US govt completes first ever bug bounty program.

White hat hackers have uncovered 138 holes in five US Department of Defense public websites as part of the US government’s first ever bug bounty competition.

The DoD claimed to have saved as much as US$850,000 (A$1.1 million) by opening the web properties up to competing cyber security experts rather than calling in infosec contractors to patch its vulnerabilities.

Its ‘Hack the Pentagon’ program, which ran between April 18 and May 12 this year, cost it US$150,000, with about half that sum paid out to participating hackers.

In total, 1400 participants signed up to the bug-hunting competition.

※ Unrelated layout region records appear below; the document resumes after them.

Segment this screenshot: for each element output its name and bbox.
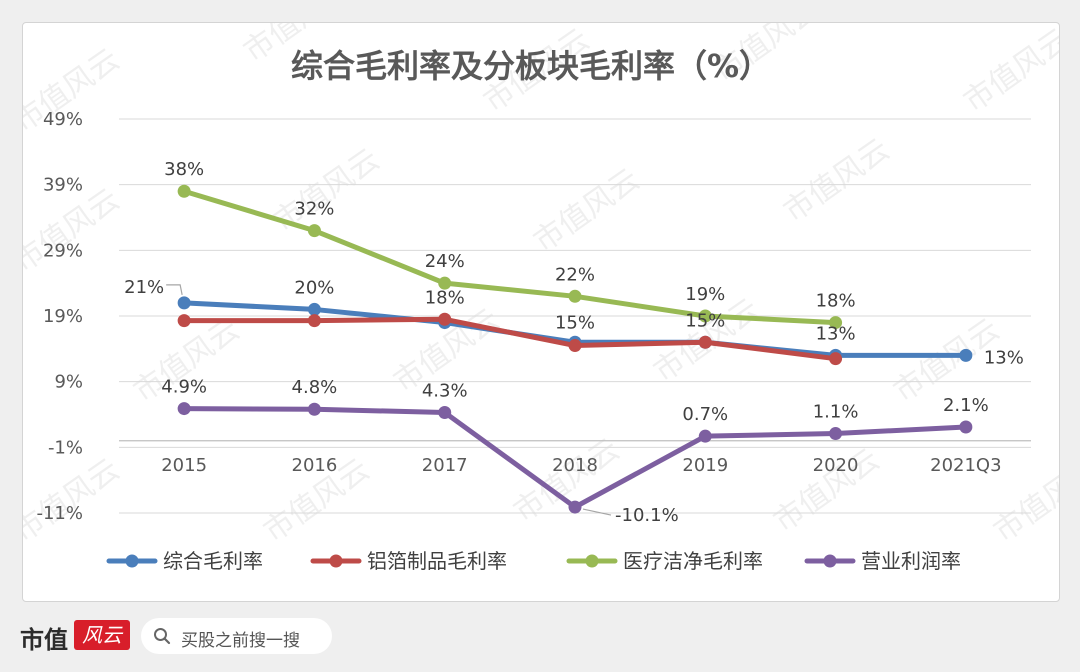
series-line (181, 316, 839, 362)
data-label: 1.1% (813, 402, 859, 423)
data-point (438, 276, 452, 290)
watermark-text: 市值风云 (778, 132, 896, 229)
watermark-text: 市值风云 (268, 142, 386, 239)
brand-logo: 风云 (74, 620, 130, 650)
data-labels-layer: 21% 20% 15% 15% 13% 13% 18% 38% 32% 24% 22% 19% 18% 4… (124, 159, 1024, 526)
data-point (177, 402, 191, 416)
legend-marker (823, 554, 837, 568)
series-layer (177, 184, 973, 514)
y-tick-label: 9% (54, 372, 83, 393)
search-bar[interactable]: 买股之前搜一搜 (141, 618, 332, 654)
x-tick-label: 2020 (813, 455, 859, 476)
data-label: 4.3% (422, 381, 468, 402)
data-label: 21% (124, 277, 164, 298)
data-label: 0.7% (682, 404, 728, 425)
data-label: 15% (685, 310, 725, 331)
series-line (181, 188, 839, 326)
watermark-text: 市值风云 (23, 452, 126, 549)
data-point (568, 500, 582, 514)
data-label: 24% (425, 251, 465, 272)
x-tick-label: 2021Q3 (930, 455, 1001, 476)
y-tick-label: -1% (48, 437, 83, 458)
data-label: 20% (294, 277, 334, 298)
data-label: 13% (816, 323, 856, 344)
legend-label: 医疗洁净毛利率 (623, 549, 763, 573)
chart-panel: 市值风云 市值风云 市值风云 市值风云 市值风云 市值风云 市值风云 市值风云 市值风云 市值风云… (22, 22, 1060, 602)
legend-label: 营业利润率 (861, 549, 961, 573)
y-tick-labels: 49% 39% 29% 19% 9% -1% -11% (36, 109, 83, 524)
chart-title: 综合毛利率及分板块毛利率（%） (291, 47, 771, 85)
x-tick-label: 2019 (682, 455, 728, 476)
data-point (307, 402, 321, 416)
y-tick-label: 29% (43, 240, 83, 261)
brand-name: 市值 (20, 625, 68, 654)
data-label: 22% (555, 264, 595, 285)
watermark-text: 市值风云 (23, 182, 126, 279)
x-tick-labels: 2015 2016 2017 2018 2019 2020 2021Q3 (161, 455, 1001, 476)
legend-label: 铝箔制品毛利率 (367, 549, 507, 573)
x-tick-label: 2015 (161, 455, 207, 476)
data-label: 4.8% (292, 377, 338, 398)
data-point (568, 339, 582, 353)
data-label: 32% (294, 199, 334, 220)
y-tick-label: 39% (43, 175, 83, 196)
legend-marker (329, 554, 343, 568)
data-label: 19% (685, 284, 725, 305)
search-icon (154, 628, 171, 645)
leader-line (166, 284, 183, 295)
leader-line (582, 508, 612, 516)
data-point (959, 420, 973, 434)
search-placeholder: 买股之前搜一搜 (181, 631, 300, 651)
watermark-text: 市值风云 (528, 162, 646, 259)
data-point (829, 316, 843, 330)
x-tick-label: 2016 (292, 455, 338, 476)
legend-label: 综合毛利率 (163, 549, 263, 573)
footer: 市值 风云 买股之前搜一搜 (0, 606, 1080, 672)
data-point (307, 302, 321, 316)
data-label: 38% (164, 159, 204, 180)
data-point (438, 312, 452, 326)
data-point (959, 348, 973, 362)
data-label: 15% (555, 312, 595, 333)
data-point (698, 335, 712, 349)
data-point (698, 309, 712, 323)
data-point (177, 184, 191, 198)
data-point (829, 427, 843, 441)
data-point (177, 296, 191, 310)
data-point (438, 406, 452, 420)
data-point (568, 289, 582, 303)
data-label: 18% (425, 287, 465, 308)
x-tick-label: 2017 (422, 455, 468, 476)
data-point (829, 352, 843, 366)
data-label: -10.1% (615, 505, 679, 526)
legend: 综合毛利率 铝箔制品毛利率 医疗洁净毛利率 营业利润率 (106, 549, 961, 573)
legend-marker (125, 554, 139, 568)
y-tick-label: -11% (36, 503, 83, 524)
y-tick-label: 49% (43, 109, 83, 130)
watermark-text: 市值风云 (958, 23, 1059, 120)
data-point (177, 314, 191, 328)
data-label: 13% (984, 347, 1024, 368)
data-label: 18% (816, 291, 856, 312)
x-tick-label: 2018 (552, 455, 598, 476)
y-tick-label: 19% (43, 306, 83, 327)
data-point (307, 224, 321, 238)
data-label: 2.1% (943, 395, 989, 416)
data-point (307, 314, 321, 328)
legend-marker (585, 554, 599, 568)
data-point (698, 429, 712, 443)
data-label: 4.9% (161, 377, 207, 398)
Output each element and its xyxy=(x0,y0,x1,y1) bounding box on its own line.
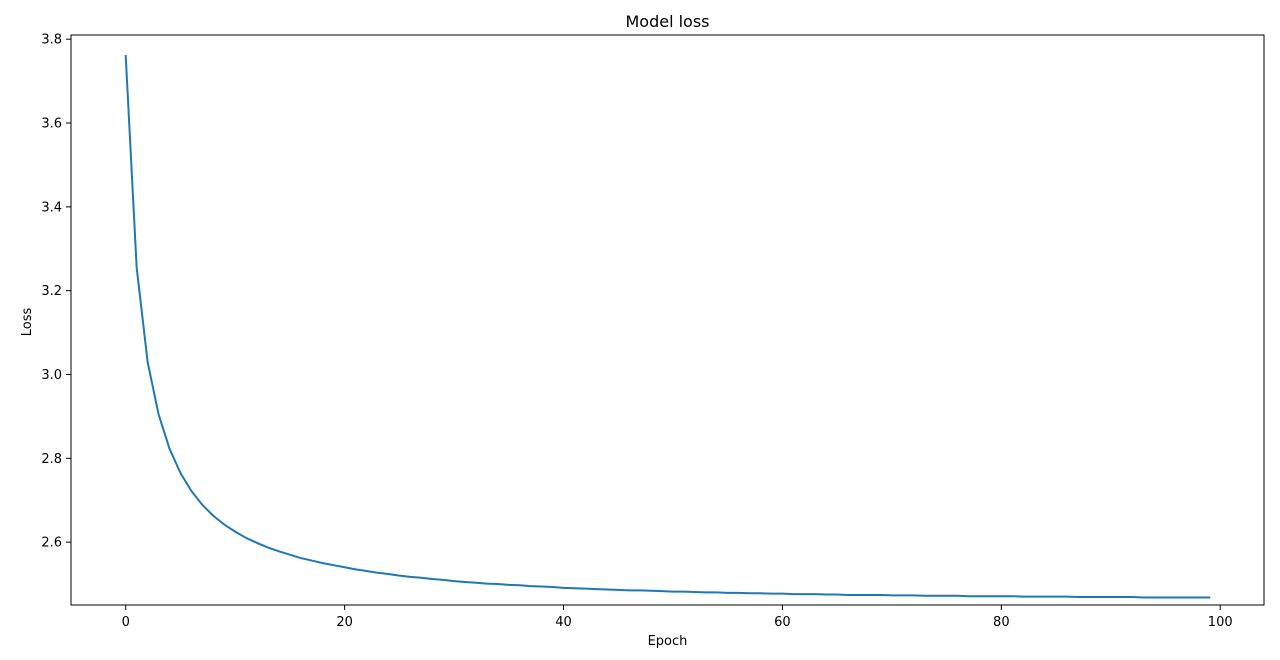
y-tick-label: 3.6 xyxy=(41,117,62,132)
x-tick-label: 60 xyxy=(774,615,791,630)
y-tick-label: 2.6 xyxy=(41,536,62,551)
loss-series-line xyxy=(124,54,1211,599)
plot-frame xyxy=(70,34,1265,606)
y-tick-label: 2.8 xyxy=(41,452,62,467)
y-axis-title: Loss xyxy=(20,308,35,337)
chart-title: Model loss xyxy=(625,12,709,31)
y-tick-label: 3.4 xyxy=(41,200,62,215)
y-tick-label: 3.8 xyxy=(41,33,62,48)
x-axis: 0 20 40 60 80 100 xyxy=(122,605,1233,630)
plot-area xyxy=(124,54,1211,599)
y-tick-label: 3.2 xyxy=(41,284,62,299)
x-tick-label: 40 xyxy=(555,615,572,630)
y-axis: 2.6 2.8 3.0 3.2 3.4 3.6 3.8 xyxy=(41,33,71,551)
x-tick-label: 100 xyxy=(1208,615,1233,630)
x-tick-label: 80 xyxy=(993,615,1010,630)
x-tick-label: 0 xyxy=(122,615,130,630)
y-tick-label: 3.0 xyxy=(41,368,62,383)
x-axis-title: Epoch xyxy=(648,634,688,649)
x-tick-label: 20 xyxy=(336,615,353,630)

Around 250 hackers submitted reports, and 138 won a payout.

Secretary of Defense Ash Carter thanked the white hat hackers who took part in the scheme.

"We know that state-sponsored actors and black hat hackers want to challenge and exploit our networks," he said.

"What we didn't fully appreciate before this pilot was how many white hat hackers there are who want to make a difference - hackers who want to help keep our people and nation safer."

The Pentagon said it will now apply the lessons of the bug bounty experiment to a range of new cyber security policies it has in the works.

The Department of Defense is already working on a formal vulnerability disclosure process that would allow “anyone with information about vulnerabilities in DoD systems, networks, applications, or websites [to] submit it to the department without fear of prosecution”.

It also plans to duplicate the Hack the Pentagon program in other areas of the department, and to write incentives into its procurement policies that would reward suppliers who open their systems and source code for testing.

“We recognise that this is a really valuable tool.  It's a huge change for the Department of Defense in terms of how we recognise the ability for people to come in and help us secure systems themselves," Defense digital services director Chris Lynch said.

The efforts come as the DoD strives to repair trust in its information security following an attack on the Office of Personnel Management last year that compromised millions of files on government and defence employees.

Hackers were required to go background criminal checks before taking part in the Hack the Pentagon program.